Man, I'm just building up the resentment for when he turns on me.
75: There's a no Irish need apply joke in there somewhere.
@Idp:
Is that you I don't pay?
OT: Is there anyone who can authoritatively tell me what the difference is between muay thai and kickboxing, and between either of the first two and karate? I need to know for professional reasons.
If the answer is "really, there is no difference," that would explain some things that are confusing me.
Muay Thai allows elbow and knee strikes, clinching and grappling, and kicks below the waist (except the groin). Kickboxing generally doesn't.
Also, kickboxing is more of a catchall term than a specific discipline. Western kickboxing is essentially karate with boxing gloves on.
81.1 helps. That explains why what used to be the World Karate Organization is now the World Karate and Kickboxing Association.
Are you available to testify in federal court sometime this fall?
78: http://www.unfogged.com/archives/comments_13477.html#1657258
LB obviously can't visualize memorized panels featuring Batroc the Leaper. Am I the only one?
Ferris Beuller was weird for me in high school because I mostly identified with Cameron and Ferris kind of stressed me out.

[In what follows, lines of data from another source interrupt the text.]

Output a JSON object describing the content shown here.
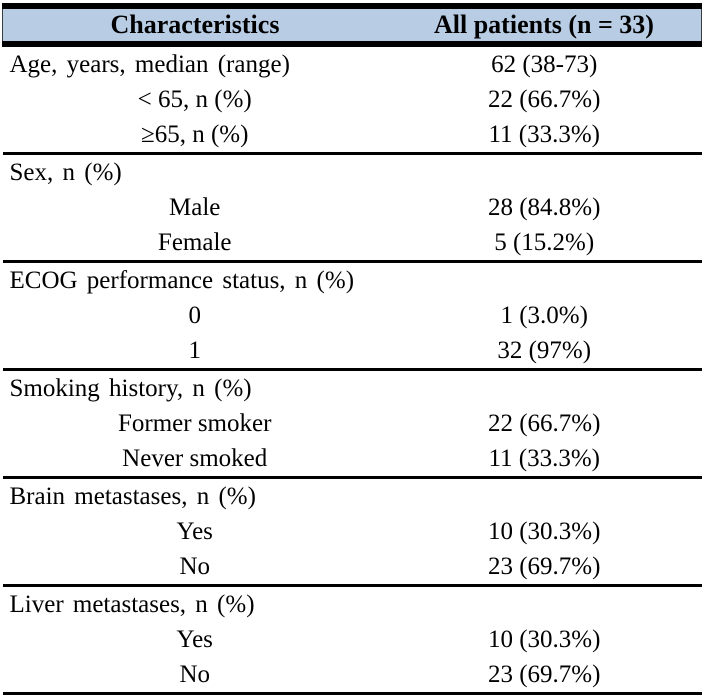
{
  "table": {
    "header": {
      "characteristics": "Characteristics",
      "all_patients": "All patients (n = 33)"
    },
    "style": {
      "header_bg": "#b8cce4",
      "border_color": "#000000",
      "text_color": "#000000"
    },
    "sections": [
      {
        "rows": [
          {
            "label": "Age, years, median (range)",
            "value": "62 (38-73)",
            "indent": false
          },
          {
            "label": "< 65, n (%)",
            "value": "22 (66.7%)",
            "indent": true
          },
          {
            "label": "≥65, n (%)",
            "value": "11 (33.3%)",
            "indent": true
          }
        ]
      },
      {
        "rows": [
          {
            "label": "Sex, n (%)",
            "value": "",
            "indent": false
          },
          {
            "label": "Male",
            "value": "28 (84.8%)",
            "indent": true
          },
          {
            "label": "Female",
            "value": "5 (15.2%)",
            "indent": true
          }
        ]
      },
      {
        "rows": [
          {
            "label": "ECOG performance status, n (%)",
            "value": "",
            "indent": false
          },
          {
            "label": "0",
            "value": "1 (3.0%)",
            "indent": true
          },
          {
            "label": "1",
            "value": "32 (97%)",
            "indent": true
          }
        ]
      },
      {
        "rows": [
          {
            "label": "Smoking history, n (%)",
            "value": "",
            "indent": false
          },
          {
            "label": "Former smoker",
            "value": "22 (66.7%)",
            "indent": true
          },
          {
            "label": "Never smoked",
            "value": "11 (33.3%)",
            "indent": true
          }
        ]
      },
      {
        "rows": [
          {
            "label": "Brain metastases, n (%)",
            "value": "",
            "indent": false
          },
          {
            "label": "Yes",
            "value": "10 (30.3%)",
            "indent": true
          },
          {
            "label": "No",
            "value": "23 (69.7%)",
            "indent": true
          }
        ]
      },
      {
        "rows": [
          {
            "label": "Liver metastases, n (%)",
            "value": "",
            "indent": false
          },
          {
            "label": "Yes",
            "value": "10 (30.3%)",
            "indent": true
          },
          {
            "label": "No",
            "value": "23 (69.7%)",
            "indent": true
          }
        ]
      }
    ]
  }
}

My kids watched it recently, and there was consensus that Ferris was kind of an asshole.
82: Muay Thai is sometimes called Thai kickboxing, and kickboxing is sometimes used to refer to a whole bunch of different disciplines that allow both punches and kicks. But usually, the word "kickboxing" refers either to Japanese or American kickboxing. The main differences there are that Japanese kickboxing allows kicks to the legs, and American kickboxing restricts kicks to above the belt (and they wear long pants in American kickboxing and short pants in Japanese kickboxing).
85 - It makes me so happy that ze Lepair is going to be in the upcoming Captain America movie (played by a Quebecois MMA guy, apparently). I hope they keep his moustache.

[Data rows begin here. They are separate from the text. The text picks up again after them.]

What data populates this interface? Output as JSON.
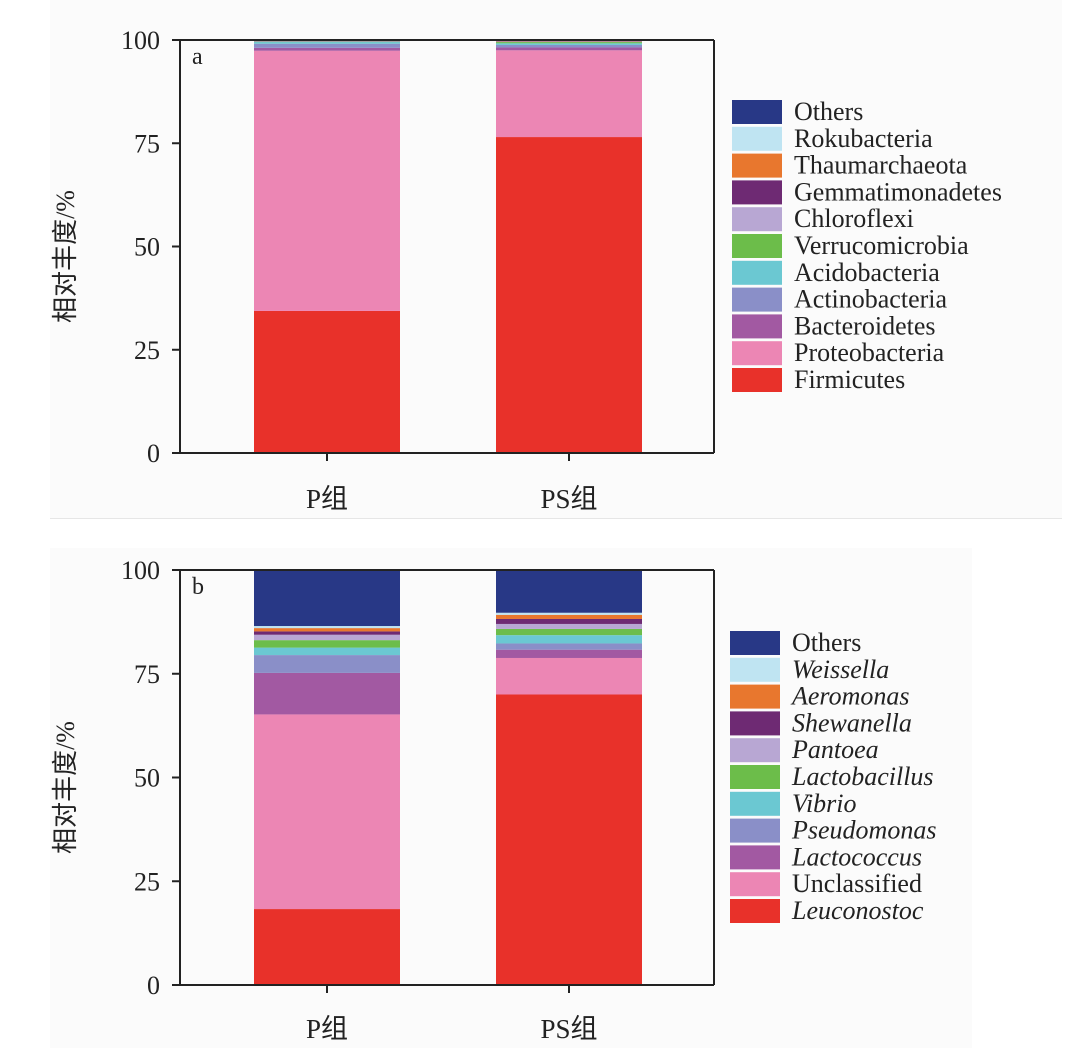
{
  "chart_data": [
    {
      "type": "bar",
      "stacked": true,
      "panel_label": "a",
      "title": "",
      "xlabel": "",
      "ylabel": "相对丰度/%",
      "ylim": [
        0,
        100
      ],
      "yticks": [
        0,
        25,
        50,
        75,
        100
      ],
      "categories": [
        "P组",
        "PS组"
      ],
      "legend_position": "right",
      "grid": false,
      "series": [
        {
          "name": "Firmicutes",
          "italic": false,
          "color": "#e8312a",
          "values": [
            34.4,
            76.5
          ]
        },
        {
          "name": "Proteobacteria",
          "italic": false,
          "color": "#ec86b4",
          "values": [
            63.0,
            21.0
          ]
        },
        {
          "name": "Bacteroidetes",
          "italic": false,
          "color": "#a259a2",
          "values": [
            0.7,
            0.7
          ]
        },
        {
          "name": "Actinobacteria",
          "italic": false,
          "color": "#8a8fc8",
          "values": [
            1.0,
            0.6
          ]
        },
        {
          "name": "Acidobacteria",
          "italic": false,
          "color": "#6bc8d2",
          "values": [
            0.4,
            0.4
          ]
        },
        {
          "name": "Verrucomicrobia",
          "italic": false,
          "color": "#6cbd4a",
          "values": [
            0.1,
            0.3
          ]
        },
        {
          "name": "Chloroflexi",
          "italic": false,
          "color": "#b8a7d3",
          "values": [
            0.1,
            0.1
          ]
        },
        {
          "name": "Gemmatimonadetes",
          "italic": false,
          "color": "#6e2a73",
          "values": [
            0.1,
            0.1
          ]
        },
        {
          "name": "Thaumarchaeota",
          "italic": false,
          "color": "#e8772e",
          "values": [
            0.1,
            0.1
          ]
        },
        {
          "name": "Rokubacteria",
          "italic": false,
          "color": "#bfe4f2",
          "values": [
            0.05,
            0.05
          ]
        },
        {
          "name": "Others",
          "italic": false,
          "color": "#283886",
          "values": [
            0.05,
            0.15
          ]
        }
      ]
    },
    {
      "type": "bar",
      "stacked": true,
      "panel_label": "b",
      "title": "",
      "xlabel": "",
      "ylabel": "相对丰度/%",
      "ylim": [
        0,
        100
      ],
      "yticks": [
        0,
        25,
        50,
        75,
        100
      ],
      "categories": [
        "P组",
        "PS组"
      ],
      "legend_position": "right",
      "grid": false,
      "series": [
        {
          "name": "Leuconostoc",
          "italic": true,
          "color": "#e8312a",
          "values": [
            18.3,
            70.0
          ]
        },
        {
          "name": "Unclassified",
          "italic": false,
          "color": "#ec86b4",
          "values": [
            46.9,
            8.8
          ]
        },
        {
          "name": "Lactococcus",
          "italic": true,
          "color": "#a259a2",
          "values": [
            10.0,
            2.0
          ]
        },
        {
          "name": "Pseudomonas",
          "italic": true,
          "color": "#8a8fc8",
          "values": [
            4.3,
            1.5
          ]
        },
        {
          "name": "Vibrio",
          "italic": true,
          "color": "#6bc8d2",
          "values": [
            1.8,
            2.0
          ]
        },
        {
          "name": "Lactobacillus",
          "italic": true,
          "color": "#6cbd4a",
          "values": [
            1.8,
            1.5
          ]
        },
        {
          "name": "Pantoea",
          "italic": true,
          "color": "#b8a7d3",
          "values": [
            1.3,
            1.2
          ]
        },
        {
          "name": "Shewanella",
          "italic": true,
          "color": "#6e2a73",
          "values": [
            0.8,
            1.2
          ]
        },
        {
          "name": "Aeromonas",
          "italic": true,
          "color": "#e8772e",
          "values": [
            0.8,
            1.0
          ]
        },
        {
          "name": "Weissella",
          "italic": true,
          "color": "#bfe4f2",
          "values": [
            0.5,
            0.5
          ]
        },
        {
          "name": "Others",
          "italic": false,
          "color": "#283886",
          "values": [
            13.5,
            10.3
          ]
        }
      ]
    }
  ]
}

I think you better watch a whole bunch of Tony Jaa clips on YouTube to get a better understanding.
Is it clear at all times from the clips what governing body is sanctioning his actions?
Is it clear at all times from the clips what governing body is sanctioning his actions?
I'm pretty sure Ong Bak is sanctioning his actions.
ze Lepair is going to be in the upcoming Captain America movie
Zomg that is the best thing I have heard in days.
Skipping St Patricks day parade because they continue to exclude gay groups.
Shouldn't Batroc be a savate guy? Rather than an MMA guy?
Re: kickboxing
Others have already outlined some of the differences. Muay thai kicks strike with the shin. Karate derived or similar styles wear those padded booties. Savate allows low kicks and the fighters wear leather boots with hard toe caps, and almost everything is a legal target for kicking.
There are different levels of contact, too, and sometimes additional restrictions depending on the type of bout. Elbows (esp to the head) aren't allowed in some muay thai matches. Some kickboxing styles have both light and full contact bouts. Etc
Skipping St Patricks day parade because they continue to exclude gay groups.
What a great idea - I assume the mayor has the legal authority to enforce this? "Look, guys, if you want to start marching normally again, then let the gay groups into the parade. Otherwise you're just going to have to keep skipping."
Somebody pointed out the extent to which DC has fucked up its movie strategy compared to Marvel is illustrated by this fact: Marvel managed to bring Batroc to the big screen before DC managed to do the same with Wonder Woman.
oc? Is that some kind of collaboration between Bruce Wayne and The Black Keys?
There was no reason to think he wouldn't finish the job by cleaning the spilled food he hadn't seen earlier!
I'm with Megan on this. It's not like the soup could walk up out of there and put its mess somewhere Ferris didn't know about.